My husband and I actually liked this pizza a lot! I would cut the asparagus into 1" pieces. They were too large and difficult to eat. But I think overall this pizza had a great spring veggie taste.
Spring Vegetable Pizza with Gremolata
Photo: Francesco Tonelli; Styling: Tiziana Agnello
Serve with Creamy Tomato Soup.
Yield: Serves 4 (serving size: 2 wedges)
More From Cooking Light
Total: 30 Minutes
Amount per serving
- Calories: 372
- Fat: 9.9g
- Saturated fat: 3.4g
- Monounsaturated fat: 4.4g
- Polyunsaturated fat: 0.9g
- Protein: 16.6g
- Carbohydrate: 52.8g
- Fiber: 10.1g
- Cholesterol: 17mg
- Iron: 3.3mg
- Sodium: 658mg
- Calcium: 221mg
- 12 ounces refrigerated fresh pizza dough
- Cooking spray
- 1 large fennel bulb with stalks
- 1 tablespoon olive oil
- 1/2 cup frozen green peas
- 1 1/2 cups (3-inch) pieces asparagus, cut in half lengthwise
- 5 garlic cloves, thinly sliced
- 2/3 cup part-skim ricotta cheese
- 3 1/2 tablespoons 2% reduced-fat milk
- 1/2 teaspoon freshly ground black pepper
- 1.5 ounces pecorino Romano cheese, grated (about 1/3 cup)
- 1/4 teaspoon kosher salt
- 2 tablespoons chopped flat-leaf parsley
- 1 tablespoon grated lemon rind
- 1 large garlic clove, minced
- Creamy Tomato Soup
- 1. Place a pizza stone or heavy baking sheet in oven.

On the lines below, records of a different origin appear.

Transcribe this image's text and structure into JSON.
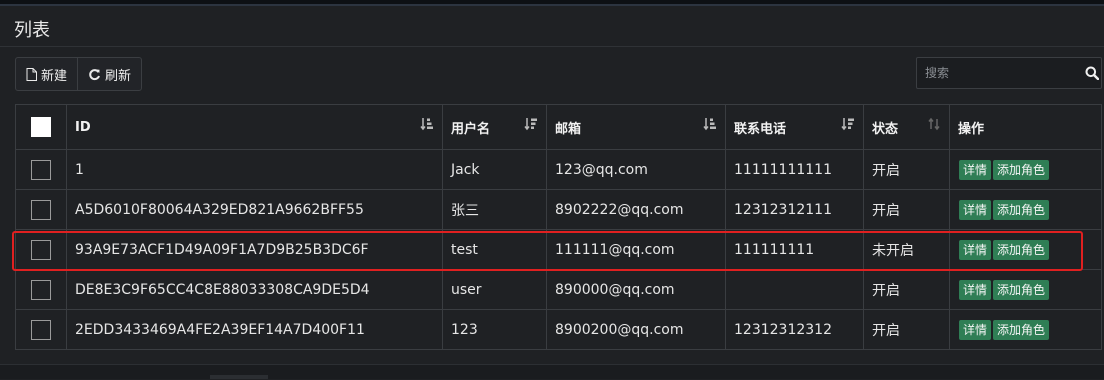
{
  "panel": {
    "title": "列表"
  },
  "toolbar": {
    "new_label": "新建",
    "refresh_label": "刷新"
  },
  "search": {
    "placeholder": "搜索",
    "value": ""
  },
  "table": {
    "columns": [
      "ID",
      "用户名",
      "邮箱",
      "联系电话",
      "状态",
      "操作"
    ],
    "rows": [
      {
        "id": "1",
        "username": "Jack",
        "email": "123@qq.com",
        "phone": "11111111111",
        "status": "开启"
      },
      {
        "id": "A5D6010F80064A329ED821A9662BFF55",
        "username": "张三",
        "email": "8902222@qq.com",
        "phone": "12312312111",
        "status": "开启"
      },
      {
        "id": "93A9E73ACF1D49A09F1A7D9B25B3DC6F",
        "username": "test",
        "email": "111111@qq.com",
        "phone": "111111111",
        "status": "未开启"
      },
      {
        "id": "DE8E3C9F65CC4C8E88033308CA9DE5D4",
        "username": "user",
        "email": "890000@qq.com",
        "phone": "",
        "status": "开启"
      },
      {
        "id": "2EDD3433469A4FE2A39EF14A7D400F11",
        "username": "123",
        "email": "8900200@qq.com",
        "phone": "12312312312",
        "status": "开启"
      }
    ],
    "action_detail": "详情",
    "action_add_role": "添加角色"
  },
  "colors": {
    "action_button": "#2f7e55",
    "highlight": "#e02020",
    "background": "#1f2124"
  }
}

Preheat oven to 500° (keep pizza stone or baking sheet in oven as it preheats).
- 2. Place dough in a microwave-safe bowl coated with cooking spray. Cover and microwave at MEDIUM (50% power) 45 seconds. Let stand 5 minutes.
- 3. Remove stalks from fennel bulb; reserve 1 tablespoon fronds. Cut bulb into thin slices. Heat a large skillet over medium-high heat. Add oil to pan; swirl to coat. Rinse peas in cold water to thaw; drain. Add peas, fennel bulb, asparagus, and sliced garlic to pan; sauté 2 minutes.

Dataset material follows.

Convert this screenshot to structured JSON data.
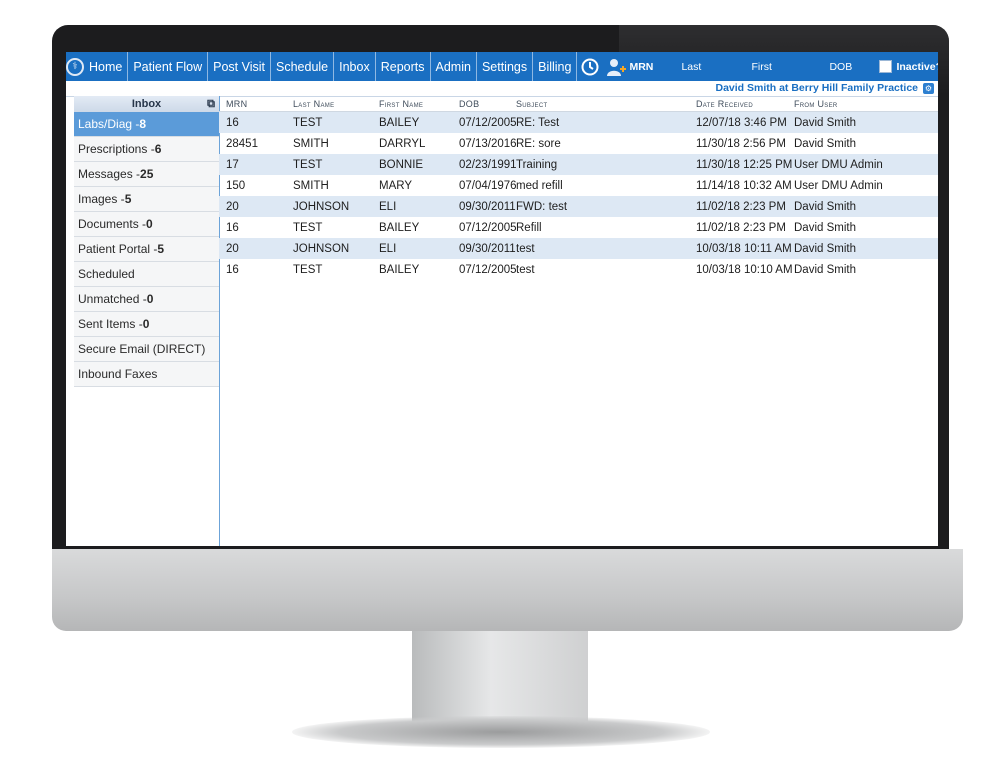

- 4. Roll dough into a 14-inch circle on a lightly floured surface; pierce entire surface liberally with a fork. Carefully remove pizza stone from oven. Arrange dough on pizza stone. Combine ricotta, milk, pepper, and pecorino Romano cheese; spread evenly over pizza, leaving a 1/2-inch border. Bake at 500° for 5 minutes. Carefully remove pizza stone from oven. Top pizza with pea mixture. Bake at 500° for 5 minutes or until crust is browned and crisp. Remove from oven; sprinkle evenly with salt. Combine reserved fennel fronds, parsley, rind, and minced garlic; sprinkle over pizza. Cut into 8 wedges.